Lalu apa yang membuatnya taubat jadi ustadz?
Suatu ketika dia diminta berceramah di sebuah majelis taklim. Rupanya salah alamat, ternyata peserta majelis taklim itu para santri senior yang sudah melek kitab-kitab kuning. Sewaktu ustadz ini ceramah, santri sibuk mencatat dengan antusias. Tentu sang ustadz merasa bangga materinya dicatat dengan rajin.
Ternyata giliran dibuka faorum tanya jawab, semua peserta mempertanyakan dalil dan logika istinbath hukum yang tadi disampaikan. Bukan itu saja, malah dipertentangkan dengan kitab-kitab rujukan yang muktamad dari para fuqaha.
Spontan si ustadz yang memang tidak pernah belajar ilmu syariah itu diam seribu bahasa. Bahkan kekeliruan dalam menyitir hadits pun ikut juga jadi bahan pertanyaan. Sampai pulang ke rumah, si ustadz diam seribu bahasa.
Semua pertanyaan peserta itu benar-benar jadi pukulan telak seumur hidupnya.
Seumur-umur belum pernah dia mendapatkan pertanyaan model TKO seperti ini. Dan ketika diundang lagi untuk pengajian selanjutnya, dia tidak pernah berani datang lagi.
Dan kisah itu diceritakannya kepada saya sambil bertekad untuk berhenti jadi ustadz. Dan sekarang dia sudah jadi mantan ustadz.
Mantan ustadz yang kedua sebenarnya merupakan pengakuan yang bersangkutan sendiri kepada saya. Dulu beliau ustadz muda yang sangat aktif di berbagai majelis ilmu. Murid majelis taklimnya amat banyak, mulai dari remaja, dewasa, orang tua, ibu-ibu sampai anak-anak.
Memang ustadz kita ini bisa dibilang ustadz sejuta umat. Malah istrinya perah bilang ke saya bahwa beliau itu ustadz sejuta rupiah. Kultum lima menit dapat amplop sejuta rupiah. Lumayan, sebab waktu itu uang sejuta masih tinggi nilainya.

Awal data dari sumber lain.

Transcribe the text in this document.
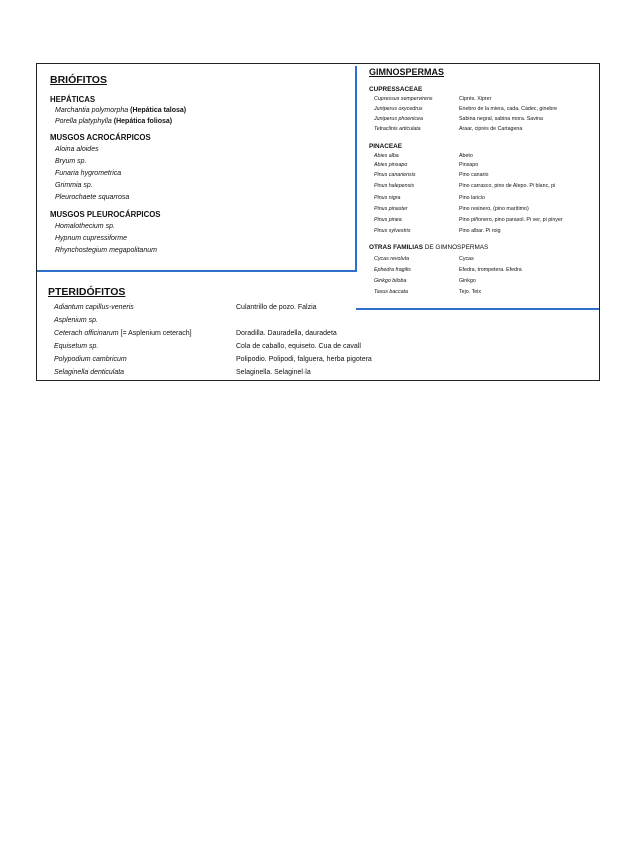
BRIÓFITOS
HEPÁTICAS
Marchantia polymorpha (Hepática talosa)
Porella platyphylla (Hepática foliosa)
MUSGOS ACROCÁRPICOS
Aloina aloides
Bryum sp.
Funaria hygrometrica
Grimmia sp.
Pleurochaete squarrosa
MUSGOS PLEUROCÁRPICOS
Homalothecium sp.
Hypnum cupressiforme
Rhynchostegium megapolitanum
GIMNOSPERMAS
CUPRESSACEAE
Cupressus sempervirens	Ciprés. Xiprer
Juniperus oxycedrus	Enebro de la miera, cada. Càdec, ginebre
Juniperus phoenicea	Sabina negral, sabina mora. Savina
Tetraclinis articulata	Araar, ciprés de Cartagena
PINACEAE
Abies alba	Abeto
Abies pinsapo	Pinsapo
Pinus canariensis	Pino canario
Pinus halepensis	Pino carrasco, pino de Alepo. Pi blanc, pi
Pinus nigra	Pino laricio
Pinus pinaster	Pino resinero, (pino marítimo)
Pinus pinea	Pino piñonero, pino parasol. Pi ver, pi pinyer
Pinus sylvestris	Pino albar. Pi roig
OTRAS FAMILIAS DE GIMNOSPERMAS
Cycas revoluta	Cycas
Ephedra fragilis	Efedra, trompetera. Efedra
Ginkgo biloba	Ginkgo
Taxus baccata	Tejo. Teix
PTERIDÓFITOS
Adiantum capillus-veneris	Culantrillo de pozo. Falzia
Asplenium sp.
Ceterach officinarum [= Asplenium ceterach]	Doradilla. Dauradella, dauradeta
Equisetum sp.	Cola de caballo, equiseto. Cua de cavall
Polypodium cambricum	Polipodio. Polipodi, falguera, herba pigotera
Selaginella denticulata	Selaginella. Selaginel·la
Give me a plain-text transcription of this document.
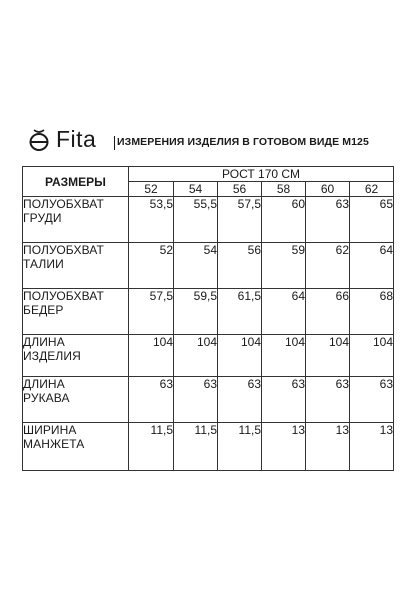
Fita ИЗМЕРЕНИЯ ИЗДЕЛИЯ В ГОТОВОМ ВИДЕ М125
РАЗМЕРЫ	РОСТ 170 СМ					
	52	54	56	58	60	62

ПОЛУОБХВАТ
ГРУДИ	53,5	55,5	57,5	60	63	65

ПОЛУОБХВАТ
ТАЛИИ	52	54	56	59	62	64

ПОЛУОБХВАТ
БЕДЕР	57,5	59,5	61,5	64	66	68

ДЛИНА
ИЗДЕЛИЯ	104	104	104	104	104	104

ДЛИНА
РУКАВА	63	63	63	63	63	63

ШИРИНА
МАНЖЕТА	11,5	11,5	11,5	13	13	13
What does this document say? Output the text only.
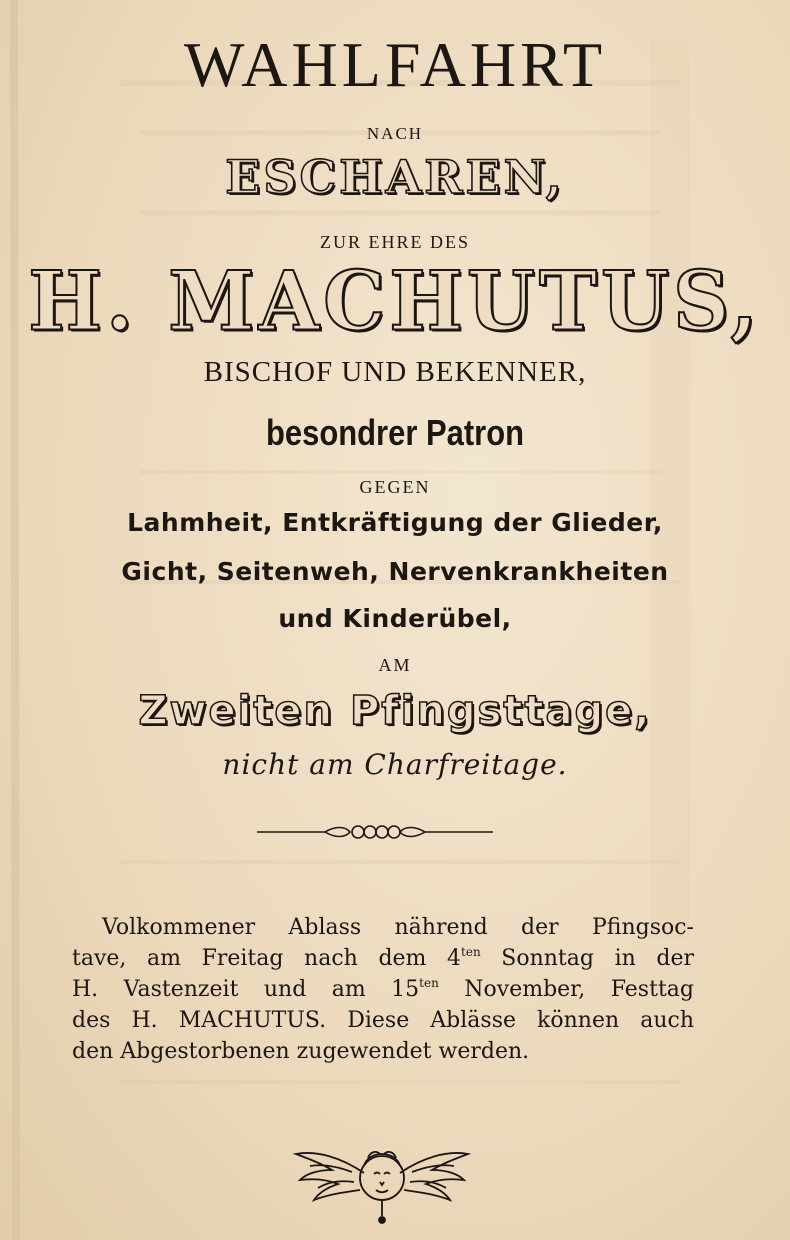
WAHLFAHRT
NACH
ESCHAREN,
ZUR EHRE DES
H. MACHUTUS,
BISCHOF UND BEKENNER,
besondrer Patron
GEGEN
Lahmheit, Entkräftigung der Glieder,
Gicht, Seitenweh, Nervenkrankheiten
und Kinderübel,
AM
Zweiten Pfingsttage,
nicht am Charfreitage.
Volkommener Ablass nährend der Pfingsoc-
tave, am Freitag nach dem $4^{ten}$ Sonntag in der
H. Vastenzeit und am $15^{ten}$ November, Festtag
des H. MACHUTUS. Diese Ablässe können auch
den Abgestorbenen zugewendet werden.
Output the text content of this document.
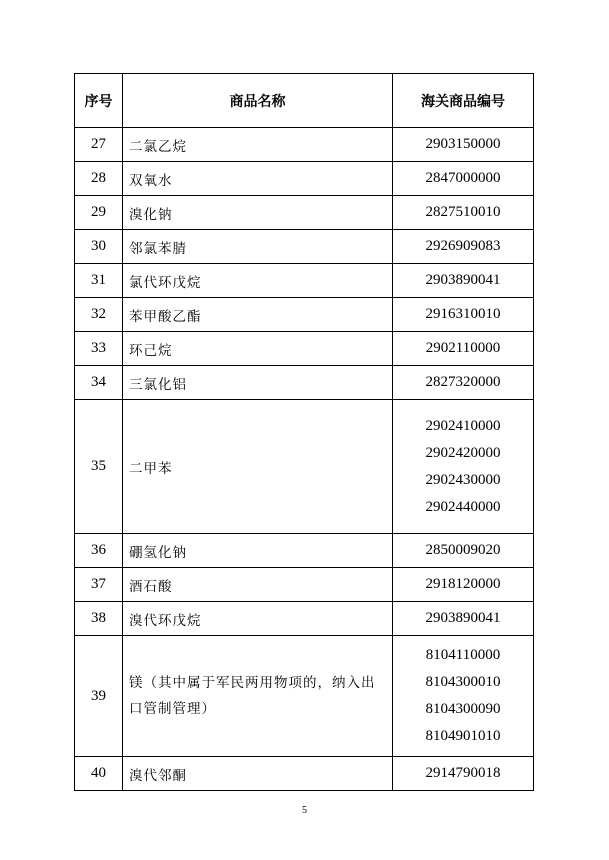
序号	商品名称	海关商品编号
27	二氯乙烷	2903150000

28	双氧水	2847000000

29	溴化钠	2827510010

30	邻氯苯腈	2926909083

31	氯代环戊烷	2903890041

32	苯甲酸乙酯	2916310010

33	环己烷	2902110000

34	三氯化铝	2827320000

35	二甲苯	2902410000
2902420000
2902430000
2902440000

36	硼氢化钠	2850009020

37	酒石酸	2918120000

38	溴代环戊烷	2903890041

39	镁（其中属于军民两用物项的，纳入出口管制管理）	8104110000
8104300010
8104300090
8104901010

40	溴代邻酮	2914790018
5
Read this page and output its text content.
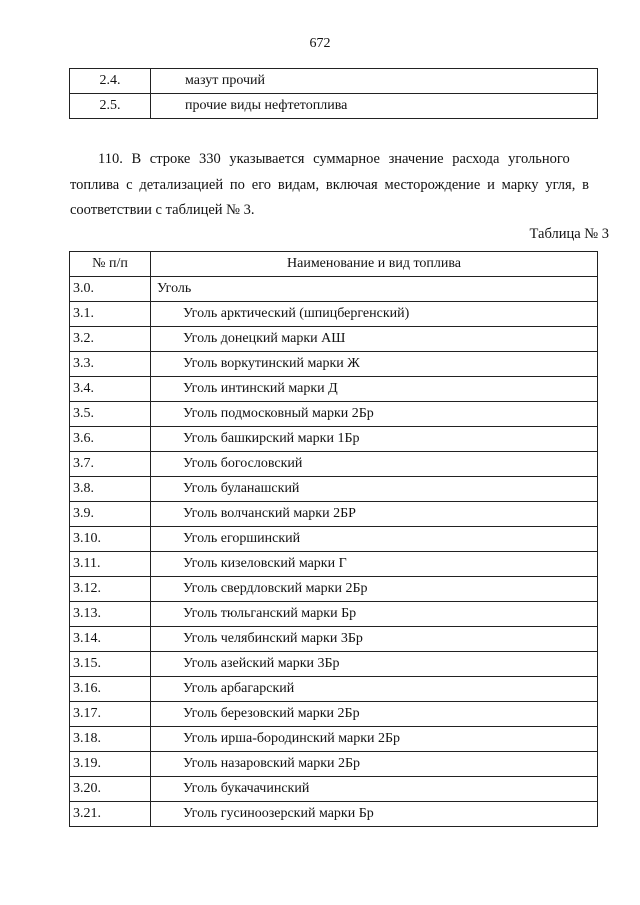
672
2.4.	мазут прочий
2.5.	прочие виды нефтетоплива
110. В строке 330 указывается суммарное значение расхода угольного
топлива с детализацией по его видам, включая месторождение и марку угля, в
соответствии с таблицей № 3.
Таблица № 3
№ п/п	Наименование и вид топлива
3.0.	Уголь
3.1.	Уголь арктический (шпицбергенский)
3.2.	Уголь донецкий марки АШ
3.3.	Уголь воркутинский марки Ж
3.4.	Уголь интинский марки Д
3.5.	Уголь подмосковный марки 2Бр
3.6.	Уголь башкирский марки 1Бр
3.7.	Уголь богословский
3.8.	Уголь буланашский
3.9.	Уголь волчанский марки 2БР
3.10.	Уголь егоршинский
3.11.	Уголь кизеловский марки Г
3.12.	Уголь свердловский марки 2Бр
3.13.	Уголь тюльганский марки Бр
3.14.	Уголь челябинский марки 3Бр
3.15.	Уголь азейский марки 3Бр
3.16.	Уголь арбагарский
3.17.	Уголь березовский марки 2Бр
3.18.	Уголь ирша-бородинский марки 2Бр
3.19.	Уголь назаровский марки 2Бр
3.20.	Уголь букачачинский
3.21.	Уголь гусиноозерский марки Бр
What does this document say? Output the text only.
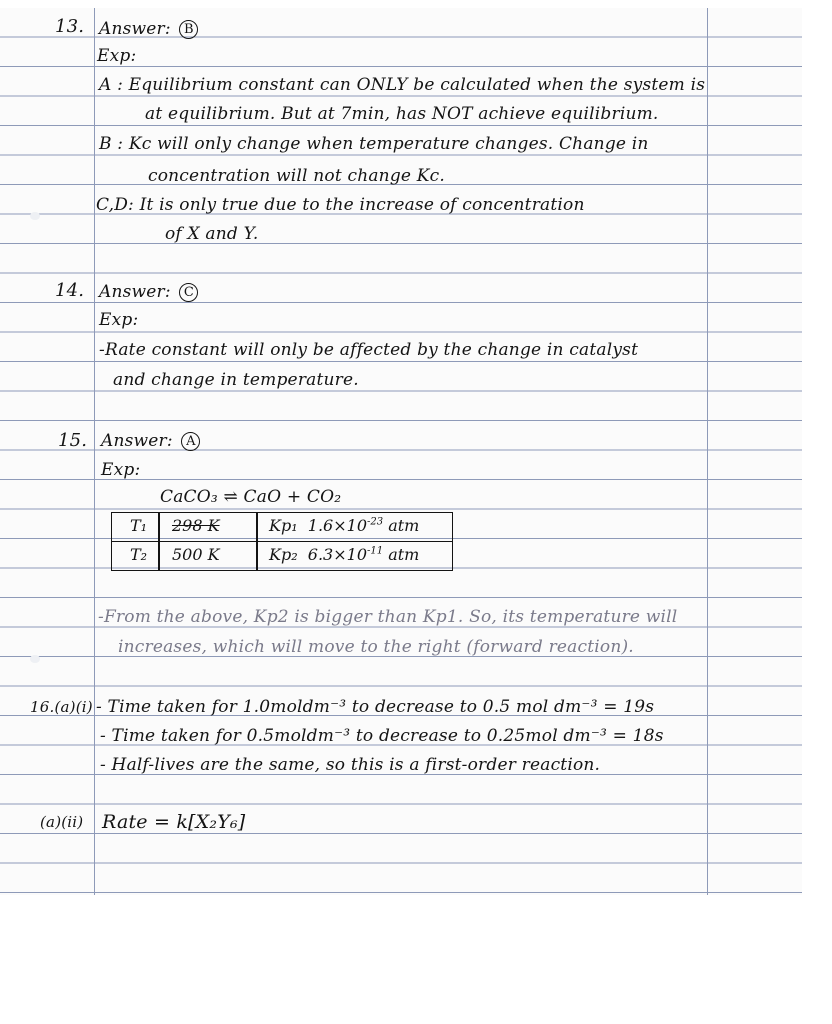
13. Answer: B
Exp:
A : Equilibrium constant can ONLY be calculated when the system is
at equilibrium. But at 7min, has NOT achieve equilibrium.
B : Kc will only change when temperature changes. Change in
concentration will not change Kc.
C,D: It is only true due to the increase of concentration
of X and Y.
14. Answer: C
Exp:
-Rate constant will only be affected by the change in catalyst
and change in temperature.
15. Answer: A
Exp:
CaCO₃ ⇌ CaO + CO₂
T₁ 298 K	Kp₁ $1.6\times 10^{-23}$ atm
T₂ 500 K	Kp₂ $6.3\times 10^{-11}$ atm
-From the above, Kp2 is bigger than Kp1. So, its temperature will
increases, which will move to the right (forward reaction).
16.(a)(i) - Time taken for 1.0moldm⁻³ to decrease to 0.5 mol dm⁻³ = 19s
- Time taken for 0.5moldm⁻³ to decrease to 0.25mol dm⁻³ = 18s
- Half-lives are the same, so this is a first-order reaction.
(a)(ii) Rate = k[X₂Y₆]
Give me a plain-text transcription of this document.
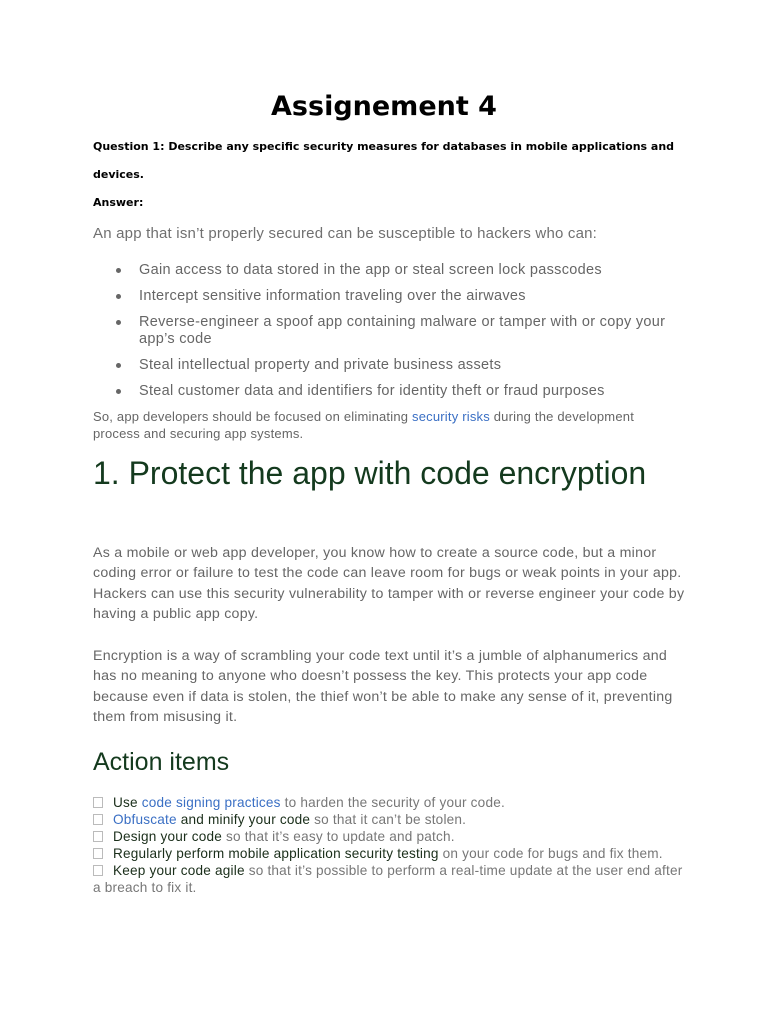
Assignement 4

Question 1: Describe any specific security measures for databases in mobile applications and

devices.

Answer:

An app that isn’t properly secured can be susceptible to hackers who can:

Gain access to data stored in the app or steal screen lock passcodes
Intercept sensitive information traveling over the airwaves
Reverse-engineer a spoof app containing malware or tamper with or copy your app’s code
Steal intellectual property and private business assets
Steal customer data and identifiers for identity theft or fraud purposes

So, app developers should be focused on eliminating security risks during the development process and securing app systems.

1. Protect the app with code encryption

As a mobile or web app developer, you know how to create a source code, but a minor coding error or failure to test the code can leave room for bugs or weak points in your app. Hackers can use this security vulnerability to tamper with or reverse engineer your code by having a public app copy.

Encryption is a way of scrambling your code text until it’s a jumble of alphanumerics and has no meaning to anyone who doesn’t possess the key. This protects your app code because even if data is stolen, the thief won’t be able to make any sense of it, preventing them from misusing it.

Action items

Use code signing practices to harden the security of your code.

Obfuscate and minify your code so that it can’t be stolen.

Design your code so that it’s easy to update and patch.

Regularly perform mobile application security testing on your code for bugs and fix them.

Keep your code agile so that it’s possible to perform a real-time update at the user end after a breach to fix it.
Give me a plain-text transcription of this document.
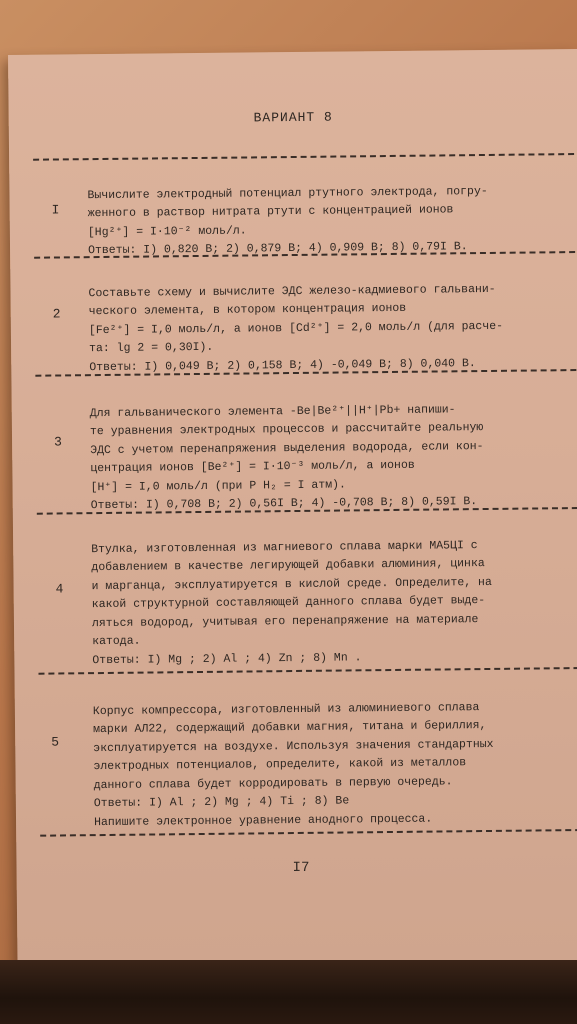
ВАРИАНТ 8
I

Вычислите электродный потенциал ртутного электрода, погру-
женного в раствор нитрата ртути с концентрацией ионов
[Hg²⁺] = I·10⁻² моль/л.

Ответы: I) 0,820 В; 2) 0,879 В; 4) 0,909 В; 8) 0,79I В.

2

Составьте схему и вычислите ЭДС железо-кадмиевого гальвани-
ческого элемента, в котором концентрация ионов
[Fe²⁺] = I,0 моль/л, а ионов [Cd²⁺] = 2,0 моль/л (для расче-
та: lg 2 = 0,30I).

Ответы: I) 0,049 В; 2) 0,158 В; 4) -0,049 В; 8) 0,040 В.

3

Для гальванического элемента -Be|Be²⁺||H⁺|Pb+ напиши-
те уравнения электродных процессов и рассчитайте реальную
ЭДС с учетом перенапряжения выделения водорода, если кон-
центрация ионов [Be²⁺] = I·10⁻³ моль/л, а ионов
[H⁺] = I,0 моль/л (при P H₂ = I атм).

Ответы: I) 0,708 В; 2) 0,56I В; 4) -0,708 В; 8) 0,59I В.

4

Втулка, изготовленная из магниевого сплава марки МА5ЦI с
добавлением в качестве легирующей добавки алюминия, цинка
и марганца, эксплуатируется в кислой среде. Определите, на
какой структурной составляющей данного сплава будет выде-
ляться водород, учитывая его перенапряжение на материале
катода.

Ответы: I) Mg ; 2) Al ; 4) Zn ; 8) Mn .

5

Корпус компрессора, изготовленный из алюминиевого сплава
марки АЛ22, содержащий добавки магния, титана и бериллия,
эксплуатируется на воздухе. Используя значения стандартных
электродных потенциалов, определите, какой из металлов
данного сплава будет корродировать в первую очередь.

Ответы: I) Al ; 2) Mg ; 4) Ti ; 8) Be
Напишите электронное уравнение анодного процесса.

I7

Sayangnya beliau saat ini sudah tidak lagi menekuni profesi ustadznya. Beliau sudah terlalu sibuk dengan urusan politiknya, berhubung ustadz kita ini jadi caleg dan memang semua waktunya terkuras habis. Akibatnya, semua pengajiannya ditinggalkannya, demi dakwah yang lebih luas lagi. Begitu beliau bilang dahulu.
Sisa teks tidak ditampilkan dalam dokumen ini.